Il mondo dei vinti

di Margherita Griglio – «Quello che più mi faceva, che mi fa, arrabbiare è che era gente in gamba, professionisti nei loro lavori che hanno consentito, sviluppato, la vita per secoli in un mondo difficile come quello della montagna. Gente così, di grande esperienza e capacità, è finita a fare il manovale nelle industrie delle pianura».

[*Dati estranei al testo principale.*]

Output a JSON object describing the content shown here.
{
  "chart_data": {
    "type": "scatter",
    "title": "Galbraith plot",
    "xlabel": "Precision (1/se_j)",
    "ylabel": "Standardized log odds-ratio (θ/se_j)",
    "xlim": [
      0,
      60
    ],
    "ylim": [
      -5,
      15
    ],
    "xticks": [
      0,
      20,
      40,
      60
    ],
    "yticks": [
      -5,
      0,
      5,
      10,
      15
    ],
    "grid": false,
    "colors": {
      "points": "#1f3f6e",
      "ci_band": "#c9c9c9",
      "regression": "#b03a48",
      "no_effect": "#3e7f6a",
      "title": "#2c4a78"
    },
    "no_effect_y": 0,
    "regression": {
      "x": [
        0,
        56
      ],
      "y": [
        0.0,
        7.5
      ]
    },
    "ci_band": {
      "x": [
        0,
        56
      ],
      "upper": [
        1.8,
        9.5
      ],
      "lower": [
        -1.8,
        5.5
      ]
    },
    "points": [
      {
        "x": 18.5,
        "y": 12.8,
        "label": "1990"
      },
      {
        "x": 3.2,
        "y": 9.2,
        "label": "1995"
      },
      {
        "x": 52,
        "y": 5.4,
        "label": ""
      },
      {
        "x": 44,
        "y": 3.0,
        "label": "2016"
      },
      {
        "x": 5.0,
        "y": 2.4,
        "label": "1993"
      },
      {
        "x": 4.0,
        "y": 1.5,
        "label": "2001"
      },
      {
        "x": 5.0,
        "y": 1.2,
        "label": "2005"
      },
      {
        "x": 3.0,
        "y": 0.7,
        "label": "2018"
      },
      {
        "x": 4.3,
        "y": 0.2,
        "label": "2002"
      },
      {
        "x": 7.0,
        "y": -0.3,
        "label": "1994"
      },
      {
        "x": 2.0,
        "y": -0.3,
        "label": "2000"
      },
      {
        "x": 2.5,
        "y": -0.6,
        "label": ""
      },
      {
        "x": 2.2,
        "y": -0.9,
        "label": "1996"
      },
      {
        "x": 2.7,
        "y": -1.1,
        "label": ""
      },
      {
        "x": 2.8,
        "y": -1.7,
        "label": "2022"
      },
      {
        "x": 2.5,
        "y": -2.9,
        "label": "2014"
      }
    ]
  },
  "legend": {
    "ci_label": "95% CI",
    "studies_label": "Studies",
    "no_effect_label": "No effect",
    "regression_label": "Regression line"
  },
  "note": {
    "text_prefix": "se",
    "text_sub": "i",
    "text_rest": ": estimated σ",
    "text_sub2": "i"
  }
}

Si indignava Nuto Revelli, partigiano e scrittore di Cuneo (1919-2004) pensando alla fine della montagna, all’esodo della sua gente dalle vallate, al bosco che cancella scuole, chiese e borgate: una storia che lui aveva raccontato benissimo, con una verità che diventa crudele, nel libro Il mondo dei vinti pubblicato 35 anni fa da Einaudi. Una ricerca antropologica attenta e puntuale con il magnetofono portato di casa in casa, di baita in baita per registrare impressioni, storie, speranze che non avevano più fiato. Già allora, nel 1977: gli ultimi anni prima della débacle, ampiamente annunciata.

Oggi che significato hanno quelle pagine, quelle affermazioni, annotazioni? Il mondo dei vinti è ancora vinto – anzi più che vinto, distrutto – oppure c’è qualche nuova speranza? Se ne è parlato sabato 31 marzo a Cuneo in un convegno promosso dalla fondazione intitolata a Nuto Revelli e presieduta dal figlio, Marco, con l’Uncem, l’Unione dei comuni e delle comunità montane. Con Marco Revelli, sociologo, si sono confrontati Enrico Borghi, presidente dell’Uncem, Lido Riba, presidente dell’Uncem Piemonte, Laurana Lajolo dell’Istituto Storico della Resistenza di Asti e Mario Cordero dell’Icom.

Certo, la fotografia delle vallate è sempre sconsolante ma non mancano segni, anche forti, di speranza, di reazione, di volontà. Quasi sempre opera di singoli, di famiglie, che hanno scelto di continuare a vivere – o di tornare a vivere – in montagna o addirittura di salire nelle valli senza avere un pedigree di  montanaro, scommettendo sul futuro. Gente spesso sola – si è detto nel convegno – alla quale né la politica né le istituzioni (banche comprese) danno aiuto, credito.

Ma qualcosa, pian piano, sembra cambiare. E così l’operazione di acquisto e restauro della borgata di Paraloup, da parte della Fondazione Revelli, diventa un esempio significativo di intervento pubblico. Ma anche una sfida, una provocazione.

Paraloup (“rifugio dai lupi” nel dialetto patois) è la più alta borgata del comune di Rittana, 1360 m, in Valle Stura. Qui, dopo l’8 settembre del 1943, si formò la prima banda partigiana di G.L., “Italia libera”, con Duccio Galimberti, Dante Livio Bianco, Giorgio Bocca. E Nuto Revelli.

Dopo anni di abbandono e rovina, Paraloup ha ripreso vita: le baite sono state restaurate con nuove tecnologie, rispettandone comunque l’anima, e il paese – almeno d’estate – è ricco di attività e di gente. Mostre (dal 14 aprile, Il popolo che manca, a cura di Diego Mometti, Andrea Fenoglio e Giorgina Bertolino), caseificio, agriturismo, campeggio.

Certo, c’è voluto il denaro pubblico per ridare fiato, ma è su queste opere che si vuole indirizzare il denaro pubblico così da ridare vita ed economia a luoghi di grande potenzialità. Che, comunque, rappresentano la metà del nostro territorio nazionale. Meglio investire qui, hanno detto tutti, con intelligenza in realizzazioni mirate piuttosto che sperperare in opere “grandi” solo sulla carta. La “green economy”, ha detto ad esempio Enrico Borghi, può nascere e svilupparsi proprio sulle montagne, con i nipoti di quel mondo vinto che venne fotografato – benissimo – da Nuto.